Les tropes et les représentations des troubles psychiques

Les troubles psychiques ont longtemps été invisibilisés ou associés à un certain nombre de stéréotypes négatifs.

Aujourd’hui, les publics sont beaucoup plus sensibilisés sur la santé mentale, ce qui a permis d’offrir des représentations plus justes pour certains troubles comme la dépression, l’anxiété ou encore la bipolarité. Il y a donc de plus en plus de personnages auxquels les personnes en souffrance psychique peuvent désormais s’identifier.

Cependant, certains troubles sont quant à eux toujours traités de façon problématique, car des maladresses sont souvent faites en matière d’écriture.

Cela se retrouve notamment dans des tropes surutilisés pour dépeindre certains troubles, et qui perpétuent des clichés que les publics finissent par intégrer en pensant que ces mauvaises représentations définissent la réalité.

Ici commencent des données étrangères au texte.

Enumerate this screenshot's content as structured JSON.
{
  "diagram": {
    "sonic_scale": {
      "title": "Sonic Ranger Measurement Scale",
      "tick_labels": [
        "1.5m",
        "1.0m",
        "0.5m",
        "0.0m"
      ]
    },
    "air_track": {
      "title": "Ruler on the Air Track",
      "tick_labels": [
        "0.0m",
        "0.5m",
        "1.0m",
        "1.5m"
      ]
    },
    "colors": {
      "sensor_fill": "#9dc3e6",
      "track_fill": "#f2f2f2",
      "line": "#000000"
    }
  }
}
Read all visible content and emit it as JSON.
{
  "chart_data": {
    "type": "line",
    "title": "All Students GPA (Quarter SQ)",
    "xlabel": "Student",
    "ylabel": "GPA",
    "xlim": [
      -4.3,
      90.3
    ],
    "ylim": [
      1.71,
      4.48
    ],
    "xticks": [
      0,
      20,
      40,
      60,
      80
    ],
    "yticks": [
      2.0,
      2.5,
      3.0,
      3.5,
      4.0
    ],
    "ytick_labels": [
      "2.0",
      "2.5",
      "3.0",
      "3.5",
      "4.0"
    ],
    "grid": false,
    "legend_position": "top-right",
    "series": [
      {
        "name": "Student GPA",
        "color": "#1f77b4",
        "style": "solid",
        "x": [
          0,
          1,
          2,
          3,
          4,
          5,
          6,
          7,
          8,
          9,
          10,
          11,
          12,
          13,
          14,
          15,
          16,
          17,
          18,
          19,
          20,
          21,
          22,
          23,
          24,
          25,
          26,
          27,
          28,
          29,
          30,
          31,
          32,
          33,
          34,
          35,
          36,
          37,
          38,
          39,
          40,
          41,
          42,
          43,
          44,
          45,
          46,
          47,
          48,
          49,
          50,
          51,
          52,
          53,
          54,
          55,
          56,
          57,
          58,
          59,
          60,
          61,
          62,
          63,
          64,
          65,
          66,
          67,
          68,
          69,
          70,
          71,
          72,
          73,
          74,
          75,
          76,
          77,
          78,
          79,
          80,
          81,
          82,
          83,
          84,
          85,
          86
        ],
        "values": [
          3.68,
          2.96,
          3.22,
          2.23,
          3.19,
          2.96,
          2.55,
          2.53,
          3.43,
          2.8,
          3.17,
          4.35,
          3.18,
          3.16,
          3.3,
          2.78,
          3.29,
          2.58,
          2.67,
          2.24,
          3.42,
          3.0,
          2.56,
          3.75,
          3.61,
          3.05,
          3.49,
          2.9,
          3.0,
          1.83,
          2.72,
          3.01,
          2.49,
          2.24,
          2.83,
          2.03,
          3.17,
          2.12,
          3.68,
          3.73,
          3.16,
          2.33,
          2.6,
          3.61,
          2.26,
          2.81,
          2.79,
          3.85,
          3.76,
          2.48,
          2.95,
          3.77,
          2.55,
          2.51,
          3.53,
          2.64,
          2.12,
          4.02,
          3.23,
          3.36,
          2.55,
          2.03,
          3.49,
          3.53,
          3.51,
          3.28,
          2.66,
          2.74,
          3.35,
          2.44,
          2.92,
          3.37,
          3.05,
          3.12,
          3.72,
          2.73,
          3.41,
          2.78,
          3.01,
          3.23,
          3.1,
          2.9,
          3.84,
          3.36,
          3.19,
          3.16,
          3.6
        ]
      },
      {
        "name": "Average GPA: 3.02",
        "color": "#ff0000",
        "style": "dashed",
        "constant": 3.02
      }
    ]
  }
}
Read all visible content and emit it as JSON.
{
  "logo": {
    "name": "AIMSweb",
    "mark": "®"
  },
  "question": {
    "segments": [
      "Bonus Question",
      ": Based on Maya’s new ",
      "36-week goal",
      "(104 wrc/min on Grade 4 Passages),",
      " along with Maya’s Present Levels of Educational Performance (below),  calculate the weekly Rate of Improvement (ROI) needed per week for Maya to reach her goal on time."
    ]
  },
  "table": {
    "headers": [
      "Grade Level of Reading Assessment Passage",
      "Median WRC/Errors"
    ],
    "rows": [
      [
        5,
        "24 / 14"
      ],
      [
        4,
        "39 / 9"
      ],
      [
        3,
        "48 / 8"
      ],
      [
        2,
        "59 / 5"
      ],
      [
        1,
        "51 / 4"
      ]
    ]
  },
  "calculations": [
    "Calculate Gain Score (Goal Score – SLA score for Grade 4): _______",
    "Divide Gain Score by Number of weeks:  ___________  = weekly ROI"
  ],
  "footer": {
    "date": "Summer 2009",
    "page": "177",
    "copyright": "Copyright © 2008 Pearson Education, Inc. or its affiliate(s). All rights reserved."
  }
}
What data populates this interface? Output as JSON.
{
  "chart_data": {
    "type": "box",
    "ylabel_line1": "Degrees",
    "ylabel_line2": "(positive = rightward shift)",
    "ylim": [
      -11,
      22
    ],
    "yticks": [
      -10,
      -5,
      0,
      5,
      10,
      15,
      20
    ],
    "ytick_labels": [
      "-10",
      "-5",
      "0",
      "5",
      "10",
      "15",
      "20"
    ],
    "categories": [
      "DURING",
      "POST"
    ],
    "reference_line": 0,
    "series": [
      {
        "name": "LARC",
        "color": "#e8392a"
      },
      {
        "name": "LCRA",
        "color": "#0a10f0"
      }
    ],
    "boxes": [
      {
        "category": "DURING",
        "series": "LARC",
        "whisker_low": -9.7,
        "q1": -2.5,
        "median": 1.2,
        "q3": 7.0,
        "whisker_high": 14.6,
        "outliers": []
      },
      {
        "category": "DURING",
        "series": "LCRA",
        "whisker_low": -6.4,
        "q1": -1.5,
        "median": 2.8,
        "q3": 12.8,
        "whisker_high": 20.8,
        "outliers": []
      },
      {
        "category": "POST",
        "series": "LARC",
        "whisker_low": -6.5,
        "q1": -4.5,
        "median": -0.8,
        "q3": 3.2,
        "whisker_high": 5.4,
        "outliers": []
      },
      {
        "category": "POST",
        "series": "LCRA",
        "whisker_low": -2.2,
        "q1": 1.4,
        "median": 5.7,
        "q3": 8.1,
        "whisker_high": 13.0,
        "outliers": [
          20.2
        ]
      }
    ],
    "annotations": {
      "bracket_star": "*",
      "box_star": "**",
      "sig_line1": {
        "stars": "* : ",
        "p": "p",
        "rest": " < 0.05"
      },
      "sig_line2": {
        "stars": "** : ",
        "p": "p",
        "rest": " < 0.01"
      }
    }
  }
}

Nous allons passer en revue une petite sélection de tropes afin de voir ce qu’il vaut mieux éviter lorsque l’on écrit sur ces sujets.

Les représentations de la schizophrénie

La schizophrénie est souvent confondue à tort avec une version fantasmée du trouble dissociatif de l’identité.

Le trope du Funny Schizophrenia consiste à utiliser ce trouble en tant que ressort humoristique, souvent en ridiculisant ces personnages (en les montrant par exemple se parler à eux-mêmes).

Mais le trope que l’on retrouve le plus est celui de The Schizophrenia Conspiracy, qui consiste à représenter les personnes schizophrènes comme étant paranoïaques et obnubilées par des théories du complot. Or, la schizophrénie paranoïde ne concerne qu’un seul type de schizophrénie sur les six de ce spectre.

Ce trope propose non seulement une version stéréotypée de cette forme de schizophrénie, mais il est également surutilisé au point que c’est l’une des seules représentations de ce trouble qui existe et qui tend à renforcer des préjugés négatifs déjà très présents dans l’imaginaire commun.

Les représentations du trouble dissociatif de l’identité

Le trope du Split Personnality s’inspire du TDI. C’est l’un des troubles qui est le plus associé à la dangerosité dans la pop culture.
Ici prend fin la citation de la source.